Urban security learning

CERT-LatestNews Malware Security News SocialEngineering ThreatsActivists ThreatsCybercrime ThreatsEconomic ThreatsStrategic

On urban security, what can UK cities learn from Israel? asks Maya Canetti, Director of Product Marketing at network security product company, Allot Communications.

Israel has long been a global leader in the provision of urban security. As old school detection methods such as video cameras and radio chatter work alongside social media monitoring, cyber defence and the analysis of big data, the advancement in prevention and defence security technology has had to keep pace with an evolving threat landscape. So, what can UK cities learn from the Israeli approach? Specifically, security leaders in UK cities must ensure:

Protection against volumetric attacks such as DDoS (Distributed Denial of Service) attacks

Network Behavior Anomaly Detection (NBAD) technology should be deployed to best address the scale, diversity and fragmented nature of DDoS attacks. Israeli service providers have been targeted over the years by various threat actors trying to paralyse public networks or systems, interrupt service, or simply demonstrate their skills or malicious capabilities. The first line of defence for Israeli service providers combines several technologies. Proactive static defence using traffic shaping limits the traffic to each resource capacity and assures that critical infrastructure elements protecting the network such as firewalls and routers cannot be overwhelmed by a DDoS attack, and dynamic inline DDoS protection surgically mitigate attacks when they occur without over blocking legitimate users traffic. The multi-layer approach has proven to be effective and successful in protecting against major attacks such as the well-known coordinated DDoS attacks organised by hacker group #opIsrael.
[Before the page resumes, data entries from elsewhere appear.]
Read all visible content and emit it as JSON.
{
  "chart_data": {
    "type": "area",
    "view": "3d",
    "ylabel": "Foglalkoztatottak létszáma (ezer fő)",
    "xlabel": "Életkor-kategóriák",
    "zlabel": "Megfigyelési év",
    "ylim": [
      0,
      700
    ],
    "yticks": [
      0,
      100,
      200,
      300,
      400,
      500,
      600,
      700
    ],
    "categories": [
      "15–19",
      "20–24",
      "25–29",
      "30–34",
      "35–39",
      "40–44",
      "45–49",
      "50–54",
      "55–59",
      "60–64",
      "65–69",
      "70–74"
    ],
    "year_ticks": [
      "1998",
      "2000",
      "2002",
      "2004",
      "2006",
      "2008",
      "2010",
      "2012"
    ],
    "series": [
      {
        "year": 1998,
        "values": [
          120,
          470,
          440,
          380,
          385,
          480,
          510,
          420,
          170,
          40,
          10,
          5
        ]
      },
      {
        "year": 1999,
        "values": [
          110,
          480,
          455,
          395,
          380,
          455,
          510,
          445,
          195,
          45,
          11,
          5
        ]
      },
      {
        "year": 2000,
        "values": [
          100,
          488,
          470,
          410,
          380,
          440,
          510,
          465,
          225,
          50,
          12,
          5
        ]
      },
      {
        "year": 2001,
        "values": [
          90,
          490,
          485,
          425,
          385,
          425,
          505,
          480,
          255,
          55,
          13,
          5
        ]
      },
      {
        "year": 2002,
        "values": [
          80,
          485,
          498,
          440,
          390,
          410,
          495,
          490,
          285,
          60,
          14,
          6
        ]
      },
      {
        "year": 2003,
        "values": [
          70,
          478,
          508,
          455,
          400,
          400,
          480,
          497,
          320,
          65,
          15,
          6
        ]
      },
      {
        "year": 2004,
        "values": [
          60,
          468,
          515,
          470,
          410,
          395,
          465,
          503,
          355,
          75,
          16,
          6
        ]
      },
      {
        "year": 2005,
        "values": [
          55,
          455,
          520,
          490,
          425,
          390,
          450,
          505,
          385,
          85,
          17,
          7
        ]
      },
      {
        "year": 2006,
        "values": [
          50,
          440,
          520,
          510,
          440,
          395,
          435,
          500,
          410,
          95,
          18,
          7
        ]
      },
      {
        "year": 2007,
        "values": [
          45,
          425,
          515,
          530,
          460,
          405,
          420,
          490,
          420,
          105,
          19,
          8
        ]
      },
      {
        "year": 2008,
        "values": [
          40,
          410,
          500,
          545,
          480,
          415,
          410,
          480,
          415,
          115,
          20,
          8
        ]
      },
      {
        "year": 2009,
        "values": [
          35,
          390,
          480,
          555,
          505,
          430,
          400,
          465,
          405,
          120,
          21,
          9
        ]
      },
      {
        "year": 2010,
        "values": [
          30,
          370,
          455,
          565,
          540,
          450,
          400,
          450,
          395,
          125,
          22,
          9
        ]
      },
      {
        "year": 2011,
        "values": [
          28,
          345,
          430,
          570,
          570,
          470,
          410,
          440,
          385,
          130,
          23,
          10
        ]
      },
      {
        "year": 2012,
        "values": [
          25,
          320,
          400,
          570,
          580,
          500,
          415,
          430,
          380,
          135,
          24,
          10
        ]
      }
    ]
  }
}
Preventing the next WannaCry

In recent years the spread of ransomware is intensifying worldwide. The majority of Ransomeware use the same technique. Innocent users are first lures to access a compromised site or file such as email attachment to inject a malware. Once downloaded to the endpoint, this malware encrypted the entire endpoint data and asks for ransom to decrypt it. The recent famous WannaCry ransomware which severely disrupted networks and business worldwide also used this technique. It was distributed via email, compromised sites and SMB (Server Message Block, a basic protocol in Windows to communicate in a LAN). Network-based anti-malware technology can effectively detect infected emails and prevent their download as well as block the access to compromised sites to millions of end-points before they can encrypt any data.

QoE/QoS (Quality of Experience/Service) for high priority communications and mission critical applications

The rapid increase in IoT device sprawl brought with it ultra HD surveillance cameras into homes in order to make them safer and smarter. This causes a dramatic increase in both the number of devices and in the network resources they consume, congesting service providers’ networks and creating a real challenge: how to make sure homeland security, traffic which uses the same limited resources and requires real-time inspection, is not impacted and disturbed. Many Israeli cities use video surveillance to strengthen their security. With application awareness and traffic management, which identify the unique patterns of homeland security cameras vs. home cameras and other devices, high priority network traffic can be prioritised so it will flow uninterrupted at all times. This technology is used by operators in Israel to make sure that military, law enforcement or government communications are uninterrupted and prioritised in emergencies such as a terror attacks.

A combination of these approaches is crucial for any major city looking to maintain the security of its infrastructure at all times.